CONTROVERSIAL plans to build 90 homes in Neilston have been given the green light.

More than 1,000 objections were submitted in a bid to halt proposals by Dawn Homes for the new development on land near Kirkton Road.

Neighbours insisted it would lead to extra noise, busier roads and a loss of green space.

However, planning officials at East Renfrewshire Council had recommended approval – and councillors rubber-stamped the application at a meeting held yesterday afternoon.

Dawn Homes has said it aims to start work at the site "in the coming months."

Managing director Martin Egan told the Barrhead News: “We’re really pleased our plans for 90 new homes, including 24 affordable, just off Kirkton Road have been approved.

“Neilston is a great village, with playing fields, a train station, local schools and variety of amenities, including a community centre, library, leisure centre and shops.

"Our development will bring highly energy efficient three and four-bedroom new-build homes to the area, with play areas for children.

Barrhead News: The new homes will be built in Kirkton RoadThe new homes will be built in Kirkton Road

"There will be ample open space and woodland, ideal for taking the dog and to encourage bio-diversity, with walking and cycle routes linking throughout the development to the wider community for all to enjoy.”
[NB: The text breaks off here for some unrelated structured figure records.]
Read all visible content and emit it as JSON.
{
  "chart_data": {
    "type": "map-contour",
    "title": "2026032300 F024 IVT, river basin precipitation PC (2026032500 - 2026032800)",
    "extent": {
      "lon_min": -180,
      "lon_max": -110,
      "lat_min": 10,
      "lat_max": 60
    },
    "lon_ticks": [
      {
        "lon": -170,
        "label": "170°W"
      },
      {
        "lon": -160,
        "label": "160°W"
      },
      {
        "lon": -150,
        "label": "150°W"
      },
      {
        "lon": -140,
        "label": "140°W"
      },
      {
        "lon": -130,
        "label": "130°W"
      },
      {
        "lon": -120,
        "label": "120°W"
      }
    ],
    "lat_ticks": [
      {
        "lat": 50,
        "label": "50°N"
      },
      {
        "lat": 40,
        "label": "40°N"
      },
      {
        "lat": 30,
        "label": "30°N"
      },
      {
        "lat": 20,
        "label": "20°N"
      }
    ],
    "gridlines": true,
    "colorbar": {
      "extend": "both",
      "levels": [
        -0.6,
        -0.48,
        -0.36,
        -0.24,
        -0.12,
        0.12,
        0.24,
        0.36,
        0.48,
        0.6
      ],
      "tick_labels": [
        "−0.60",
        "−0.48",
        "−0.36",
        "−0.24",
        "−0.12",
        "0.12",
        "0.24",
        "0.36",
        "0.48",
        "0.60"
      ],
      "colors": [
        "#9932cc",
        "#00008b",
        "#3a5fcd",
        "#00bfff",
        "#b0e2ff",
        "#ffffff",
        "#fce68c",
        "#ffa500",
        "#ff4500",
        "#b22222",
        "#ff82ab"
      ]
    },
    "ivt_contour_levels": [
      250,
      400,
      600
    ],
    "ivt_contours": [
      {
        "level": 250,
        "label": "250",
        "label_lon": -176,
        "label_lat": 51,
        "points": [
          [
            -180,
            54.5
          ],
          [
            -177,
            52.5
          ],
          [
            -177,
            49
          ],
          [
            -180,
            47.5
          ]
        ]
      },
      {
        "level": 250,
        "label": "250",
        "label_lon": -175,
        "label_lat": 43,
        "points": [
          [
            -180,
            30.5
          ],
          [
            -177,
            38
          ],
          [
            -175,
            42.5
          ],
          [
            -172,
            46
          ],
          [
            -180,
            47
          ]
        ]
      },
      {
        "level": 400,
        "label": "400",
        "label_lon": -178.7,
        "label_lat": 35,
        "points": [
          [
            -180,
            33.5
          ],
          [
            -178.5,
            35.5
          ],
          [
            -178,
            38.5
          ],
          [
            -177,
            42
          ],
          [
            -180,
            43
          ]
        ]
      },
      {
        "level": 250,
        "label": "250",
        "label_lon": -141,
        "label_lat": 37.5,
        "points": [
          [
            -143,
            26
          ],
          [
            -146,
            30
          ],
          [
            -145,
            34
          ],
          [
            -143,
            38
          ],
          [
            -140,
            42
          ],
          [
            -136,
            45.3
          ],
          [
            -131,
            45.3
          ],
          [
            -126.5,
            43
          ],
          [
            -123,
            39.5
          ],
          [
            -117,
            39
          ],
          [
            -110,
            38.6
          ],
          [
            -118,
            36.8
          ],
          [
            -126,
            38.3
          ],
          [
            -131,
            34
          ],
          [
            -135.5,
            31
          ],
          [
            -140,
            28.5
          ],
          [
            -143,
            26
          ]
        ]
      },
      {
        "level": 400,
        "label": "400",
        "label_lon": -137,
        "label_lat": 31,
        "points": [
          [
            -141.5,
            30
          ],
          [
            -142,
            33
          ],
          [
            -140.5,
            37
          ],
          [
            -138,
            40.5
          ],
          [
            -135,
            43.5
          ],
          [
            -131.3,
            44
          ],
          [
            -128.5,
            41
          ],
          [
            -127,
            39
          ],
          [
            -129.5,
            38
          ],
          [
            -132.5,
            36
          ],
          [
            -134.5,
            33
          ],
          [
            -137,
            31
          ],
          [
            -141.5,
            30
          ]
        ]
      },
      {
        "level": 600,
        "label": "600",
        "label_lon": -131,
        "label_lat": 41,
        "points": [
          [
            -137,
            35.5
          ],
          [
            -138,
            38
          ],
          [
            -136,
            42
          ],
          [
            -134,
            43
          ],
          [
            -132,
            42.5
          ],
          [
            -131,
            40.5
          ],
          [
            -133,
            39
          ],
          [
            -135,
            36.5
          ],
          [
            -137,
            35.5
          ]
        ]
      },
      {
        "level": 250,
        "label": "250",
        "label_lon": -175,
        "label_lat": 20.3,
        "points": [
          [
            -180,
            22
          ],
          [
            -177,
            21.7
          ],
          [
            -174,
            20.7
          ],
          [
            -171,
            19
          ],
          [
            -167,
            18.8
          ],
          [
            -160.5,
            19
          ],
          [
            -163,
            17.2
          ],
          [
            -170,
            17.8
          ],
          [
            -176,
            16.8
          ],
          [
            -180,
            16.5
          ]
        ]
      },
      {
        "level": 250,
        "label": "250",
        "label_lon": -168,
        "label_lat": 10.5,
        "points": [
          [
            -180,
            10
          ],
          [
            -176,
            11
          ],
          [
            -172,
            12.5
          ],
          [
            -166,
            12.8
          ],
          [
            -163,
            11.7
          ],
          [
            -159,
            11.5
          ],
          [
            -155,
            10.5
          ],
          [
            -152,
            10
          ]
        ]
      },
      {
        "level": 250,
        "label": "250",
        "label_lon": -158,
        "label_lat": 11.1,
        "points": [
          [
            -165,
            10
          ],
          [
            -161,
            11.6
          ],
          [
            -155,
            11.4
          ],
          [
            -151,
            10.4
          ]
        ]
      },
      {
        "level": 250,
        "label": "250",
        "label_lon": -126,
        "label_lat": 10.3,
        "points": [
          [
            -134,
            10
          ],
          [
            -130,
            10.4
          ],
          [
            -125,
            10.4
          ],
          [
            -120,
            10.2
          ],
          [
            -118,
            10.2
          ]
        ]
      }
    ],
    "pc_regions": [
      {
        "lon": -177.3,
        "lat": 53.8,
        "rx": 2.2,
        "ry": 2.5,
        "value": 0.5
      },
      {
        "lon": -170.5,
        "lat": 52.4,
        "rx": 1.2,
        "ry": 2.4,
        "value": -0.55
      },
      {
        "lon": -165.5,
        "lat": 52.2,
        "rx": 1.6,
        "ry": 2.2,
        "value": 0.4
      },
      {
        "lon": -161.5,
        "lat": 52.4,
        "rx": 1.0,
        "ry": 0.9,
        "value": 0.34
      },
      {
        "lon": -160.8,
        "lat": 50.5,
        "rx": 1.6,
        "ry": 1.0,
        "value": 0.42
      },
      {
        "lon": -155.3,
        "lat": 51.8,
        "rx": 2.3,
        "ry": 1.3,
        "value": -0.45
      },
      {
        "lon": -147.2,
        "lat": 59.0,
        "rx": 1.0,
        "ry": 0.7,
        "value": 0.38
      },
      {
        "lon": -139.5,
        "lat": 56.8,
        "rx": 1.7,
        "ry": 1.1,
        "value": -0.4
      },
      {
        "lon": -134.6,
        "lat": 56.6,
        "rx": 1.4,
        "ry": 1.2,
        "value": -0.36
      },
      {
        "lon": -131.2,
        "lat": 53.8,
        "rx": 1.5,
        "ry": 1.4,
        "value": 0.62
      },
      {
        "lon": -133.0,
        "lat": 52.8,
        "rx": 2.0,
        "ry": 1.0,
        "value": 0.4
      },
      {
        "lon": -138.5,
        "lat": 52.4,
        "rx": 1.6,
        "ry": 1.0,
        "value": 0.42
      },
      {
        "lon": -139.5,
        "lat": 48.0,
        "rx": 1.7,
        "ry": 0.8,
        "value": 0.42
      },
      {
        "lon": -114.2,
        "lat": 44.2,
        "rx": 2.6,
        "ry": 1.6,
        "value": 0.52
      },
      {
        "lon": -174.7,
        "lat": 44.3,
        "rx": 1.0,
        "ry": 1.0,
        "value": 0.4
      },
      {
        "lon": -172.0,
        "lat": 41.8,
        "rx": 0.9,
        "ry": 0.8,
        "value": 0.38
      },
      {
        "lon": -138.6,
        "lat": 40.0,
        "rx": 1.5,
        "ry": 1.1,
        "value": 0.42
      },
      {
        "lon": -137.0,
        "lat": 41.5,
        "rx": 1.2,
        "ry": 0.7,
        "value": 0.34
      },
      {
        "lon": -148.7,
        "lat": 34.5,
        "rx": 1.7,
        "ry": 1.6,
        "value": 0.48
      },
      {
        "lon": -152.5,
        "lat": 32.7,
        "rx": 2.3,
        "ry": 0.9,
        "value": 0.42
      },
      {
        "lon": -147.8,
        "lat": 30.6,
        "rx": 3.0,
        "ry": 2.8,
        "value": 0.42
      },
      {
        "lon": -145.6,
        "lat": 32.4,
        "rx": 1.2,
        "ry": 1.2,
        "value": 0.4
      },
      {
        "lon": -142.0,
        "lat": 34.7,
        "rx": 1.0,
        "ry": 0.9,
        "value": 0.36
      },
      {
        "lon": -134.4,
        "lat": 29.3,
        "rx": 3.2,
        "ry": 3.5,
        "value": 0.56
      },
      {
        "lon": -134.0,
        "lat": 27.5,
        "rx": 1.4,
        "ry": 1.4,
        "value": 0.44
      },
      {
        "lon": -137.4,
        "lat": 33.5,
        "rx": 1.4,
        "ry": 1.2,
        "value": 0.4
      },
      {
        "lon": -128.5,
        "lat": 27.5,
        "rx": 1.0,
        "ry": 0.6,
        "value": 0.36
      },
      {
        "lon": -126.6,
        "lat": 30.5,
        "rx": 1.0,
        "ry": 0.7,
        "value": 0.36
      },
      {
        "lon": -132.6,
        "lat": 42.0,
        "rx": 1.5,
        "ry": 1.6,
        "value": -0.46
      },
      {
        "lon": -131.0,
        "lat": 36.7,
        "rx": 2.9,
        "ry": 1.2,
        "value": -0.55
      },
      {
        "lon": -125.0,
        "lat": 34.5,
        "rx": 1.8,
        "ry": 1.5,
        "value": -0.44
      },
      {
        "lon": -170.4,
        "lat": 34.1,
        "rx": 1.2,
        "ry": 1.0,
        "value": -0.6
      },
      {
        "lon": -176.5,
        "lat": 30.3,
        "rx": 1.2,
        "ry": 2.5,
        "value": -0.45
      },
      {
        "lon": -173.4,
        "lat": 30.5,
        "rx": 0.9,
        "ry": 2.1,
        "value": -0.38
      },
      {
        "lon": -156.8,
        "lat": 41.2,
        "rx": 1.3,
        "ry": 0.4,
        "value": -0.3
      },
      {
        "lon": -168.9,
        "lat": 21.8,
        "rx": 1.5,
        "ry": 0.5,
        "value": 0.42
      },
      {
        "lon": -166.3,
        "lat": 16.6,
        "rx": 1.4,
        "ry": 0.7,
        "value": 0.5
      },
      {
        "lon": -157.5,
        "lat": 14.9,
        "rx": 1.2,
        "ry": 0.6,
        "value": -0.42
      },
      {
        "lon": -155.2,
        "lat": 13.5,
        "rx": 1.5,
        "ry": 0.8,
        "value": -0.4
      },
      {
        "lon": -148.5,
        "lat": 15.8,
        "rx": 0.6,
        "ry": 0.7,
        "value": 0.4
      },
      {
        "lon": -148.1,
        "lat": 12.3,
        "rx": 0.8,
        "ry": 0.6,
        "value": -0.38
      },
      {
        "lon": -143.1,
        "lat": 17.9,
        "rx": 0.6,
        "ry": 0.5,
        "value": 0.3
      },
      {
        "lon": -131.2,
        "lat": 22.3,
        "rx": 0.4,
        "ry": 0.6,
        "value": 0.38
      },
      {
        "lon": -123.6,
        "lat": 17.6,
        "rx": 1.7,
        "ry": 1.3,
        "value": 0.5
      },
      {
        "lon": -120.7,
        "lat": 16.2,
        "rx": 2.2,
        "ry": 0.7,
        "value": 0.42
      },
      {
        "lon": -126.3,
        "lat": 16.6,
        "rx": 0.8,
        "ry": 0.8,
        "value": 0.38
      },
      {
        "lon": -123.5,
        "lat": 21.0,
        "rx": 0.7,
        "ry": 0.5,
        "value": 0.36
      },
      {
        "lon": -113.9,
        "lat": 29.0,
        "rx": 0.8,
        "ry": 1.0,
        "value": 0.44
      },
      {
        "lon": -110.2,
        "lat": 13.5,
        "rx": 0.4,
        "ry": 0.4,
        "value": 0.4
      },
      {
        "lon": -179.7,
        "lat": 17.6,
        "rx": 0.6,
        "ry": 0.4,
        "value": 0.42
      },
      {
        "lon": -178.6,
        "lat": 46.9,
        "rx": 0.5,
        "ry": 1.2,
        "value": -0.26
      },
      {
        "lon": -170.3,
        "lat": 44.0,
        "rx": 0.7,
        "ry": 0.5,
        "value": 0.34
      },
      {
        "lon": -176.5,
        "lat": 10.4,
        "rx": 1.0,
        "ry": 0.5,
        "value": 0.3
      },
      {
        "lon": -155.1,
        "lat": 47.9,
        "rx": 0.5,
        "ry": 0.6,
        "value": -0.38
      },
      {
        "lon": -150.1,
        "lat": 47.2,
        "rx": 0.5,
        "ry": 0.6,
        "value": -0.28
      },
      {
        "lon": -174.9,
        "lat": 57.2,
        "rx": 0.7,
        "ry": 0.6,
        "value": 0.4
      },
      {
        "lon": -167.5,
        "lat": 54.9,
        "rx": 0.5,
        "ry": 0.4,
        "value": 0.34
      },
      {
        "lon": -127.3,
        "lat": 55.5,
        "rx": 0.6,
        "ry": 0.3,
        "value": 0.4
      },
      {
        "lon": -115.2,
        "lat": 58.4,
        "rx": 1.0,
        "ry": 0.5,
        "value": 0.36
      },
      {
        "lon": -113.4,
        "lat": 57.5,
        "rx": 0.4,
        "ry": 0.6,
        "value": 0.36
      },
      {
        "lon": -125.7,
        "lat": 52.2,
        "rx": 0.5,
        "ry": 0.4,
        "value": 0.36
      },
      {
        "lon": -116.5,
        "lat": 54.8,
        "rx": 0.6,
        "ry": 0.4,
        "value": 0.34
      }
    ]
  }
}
The application had gone before East Renfrewshire’s planning committee in April, with councillors deciding to visit the site before coming to a decision.

However, officials had said the plans could be approved subject to a legal agreement relating to the delivery of 24 homes for social rent and payment of a developer contribution.

They pointed out that the site had been identified for residential use in the local development plan.

Residents in Neilston have said they fear there is a lack of infrastructure, such as schools and shops, to support new homes and the development will impact on privacy, as well as the environment.

A noise assessment found that houses closest to the railway line will experience levels at night which are “likely to cause a waking event” and the council’s environmental health team said the proposals do not meet World Health Organisation standards.

But a report to councillors stated: “Given the local circumstances, it is considered that whilst there may be some adverse impact on the amenity of future residents at night time, it is not significantly different from the rest of the urban area, and therefore it would be unreasonable to refuse the application on these grounds alone.”

Planners also said the proposals had “undergone extensive revisions” to meet the local development plan and exceeded the affordable housing requirements.

They added: “Through development contributions, it will contribute to local services and community facilities to serve the existing and growing community.”